Vinod Bahety, Whole-Time Director and CEO, Ambuja Cements, said, “This quarter has been noteworthy for the cement industry. Despite headwinds from prolonged monsoons, the sector stands to benefit from several favourable developments, including GST 2.0 reforms, the Carbon Credit Trading Scheme (CCTS), and the withdrawal of coal cess. Our capacity expansion is well timed to capitalise on this positive momentum.”
Ambuja has increased its FY28 capacity target by 15 MTPA — from 140 MTPA to 155 MTPA — through debottlenecking initiatives that will come at a lower capital expenditure of USD 48 per metric tonne.

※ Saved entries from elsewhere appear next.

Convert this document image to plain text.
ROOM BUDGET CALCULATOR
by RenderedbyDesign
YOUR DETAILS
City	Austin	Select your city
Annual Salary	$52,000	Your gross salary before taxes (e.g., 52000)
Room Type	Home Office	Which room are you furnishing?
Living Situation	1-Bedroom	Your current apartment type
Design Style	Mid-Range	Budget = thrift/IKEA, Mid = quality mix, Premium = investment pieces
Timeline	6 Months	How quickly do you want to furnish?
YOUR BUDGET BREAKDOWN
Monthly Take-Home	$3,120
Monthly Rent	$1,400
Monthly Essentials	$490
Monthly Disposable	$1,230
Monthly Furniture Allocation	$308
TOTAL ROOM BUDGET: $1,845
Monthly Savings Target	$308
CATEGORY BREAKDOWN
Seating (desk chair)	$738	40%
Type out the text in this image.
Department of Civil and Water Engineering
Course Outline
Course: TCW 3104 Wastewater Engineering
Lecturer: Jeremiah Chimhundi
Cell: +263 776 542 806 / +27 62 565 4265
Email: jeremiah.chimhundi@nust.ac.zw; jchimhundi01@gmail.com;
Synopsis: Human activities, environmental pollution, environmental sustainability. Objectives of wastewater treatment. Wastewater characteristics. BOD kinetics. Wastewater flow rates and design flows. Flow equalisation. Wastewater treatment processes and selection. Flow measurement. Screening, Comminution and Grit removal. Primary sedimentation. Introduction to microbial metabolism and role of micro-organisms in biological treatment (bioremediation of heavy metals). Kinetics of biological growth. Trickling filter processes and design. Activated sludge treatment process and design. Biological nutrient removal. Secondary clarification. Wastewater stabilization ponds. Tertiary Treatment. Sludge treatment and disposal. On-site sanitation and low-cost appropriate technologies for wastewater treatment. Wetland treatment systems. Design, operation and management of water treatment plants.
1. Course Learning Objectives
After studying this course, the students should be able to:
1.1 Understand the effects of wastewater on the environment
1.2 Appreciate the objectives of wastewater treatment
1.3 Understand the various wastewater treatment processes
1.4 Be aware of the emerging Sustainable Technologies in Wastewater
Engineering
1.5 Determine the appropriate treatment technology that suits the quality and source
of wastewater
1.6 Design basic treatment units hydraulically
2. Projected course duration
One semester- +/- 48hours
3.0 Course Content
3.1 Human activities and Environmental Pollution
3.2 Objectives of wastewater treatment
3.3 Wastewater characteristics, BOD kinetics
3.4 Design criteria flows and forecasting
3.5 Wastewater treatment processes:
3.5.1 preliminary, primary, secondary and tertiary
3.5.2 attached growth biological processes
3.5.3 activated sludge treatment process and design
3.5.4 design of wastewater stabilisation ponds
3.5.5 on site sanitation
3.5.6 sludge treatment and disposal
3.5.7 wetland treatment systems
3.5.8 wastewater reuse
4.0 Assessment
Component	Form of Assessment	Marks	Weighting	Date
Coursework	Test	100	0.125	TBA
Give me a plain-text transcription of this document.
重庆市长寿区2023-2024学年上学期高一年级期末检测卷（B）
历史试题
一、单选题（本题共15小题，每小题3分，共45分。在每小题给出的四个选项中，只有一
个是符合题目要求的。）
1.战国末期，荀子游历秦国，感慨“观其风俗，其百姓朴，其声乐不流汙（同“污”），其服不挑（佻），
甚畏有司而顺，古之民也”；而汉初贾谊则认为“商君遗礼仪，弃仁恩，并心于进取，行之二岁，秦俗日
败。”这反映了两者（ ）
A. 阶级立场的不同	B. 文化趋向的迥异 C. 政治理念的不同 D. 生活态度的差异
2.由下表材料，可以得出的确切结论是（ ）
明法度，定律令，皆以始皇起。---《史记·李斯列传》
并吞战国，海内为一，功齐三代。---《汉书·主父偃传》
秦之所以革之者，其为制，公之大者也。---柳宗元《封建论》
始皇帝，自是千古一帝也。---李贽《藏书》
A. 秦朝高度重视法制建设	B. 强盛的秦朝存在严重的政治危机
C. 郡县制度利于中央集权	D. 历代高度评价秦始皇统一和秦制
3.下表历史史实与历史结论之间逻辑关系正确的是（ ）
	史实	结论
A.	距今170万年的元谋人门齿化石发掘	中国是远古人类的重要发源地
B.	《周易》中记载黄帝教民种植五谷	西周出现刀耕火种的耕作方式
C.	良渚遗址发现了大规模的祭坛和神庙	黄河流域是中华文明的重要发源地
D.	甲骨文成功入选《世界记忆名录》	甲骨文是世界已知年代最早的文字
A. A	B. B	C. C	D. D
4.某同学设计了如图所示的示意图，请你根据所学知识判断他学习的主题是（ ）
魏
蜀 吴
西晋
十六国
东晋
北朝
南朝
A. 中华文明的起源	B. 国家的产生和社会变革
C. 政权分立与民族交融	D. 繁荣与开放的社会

The company also plans to enhance utilisation of its existing 107 MTPA capacity by 3 per cent through logistics infrastructure improvements.
To strengthen its product mix, Ambuja will install 13 blenders across its plants over the next 12 months to optimise production and increase the share of premium cement, improving realisations. These operational enhancements have already contributed to a 5 per cent reduction in cost of sales year-on-year, resulting in an EBITDA of Rs 1,060 per metric tonne and a PMT EBITDA of approximately Rs 1,189.
Looking ahead, the company remains optimistic about achieving double-digit revenue growth and maintaining four-digit PMT EBITDA through FY26. Ambuja aims to reduce total cost to Rs 4,000 per metric tonne by the end of FY26 and further by 5 per cent annually to reach Rs 3,650 per metric tonne by FY28.
Bahety added, “Our Cement Intelligent Network Operations Centre (CiNOC) will bring a paradigm shift to our business operations. Artificial Intelligence will run deep within our enterprise, driving efficiency, productivity, and enhanced stakeholder engagement across the value chain.”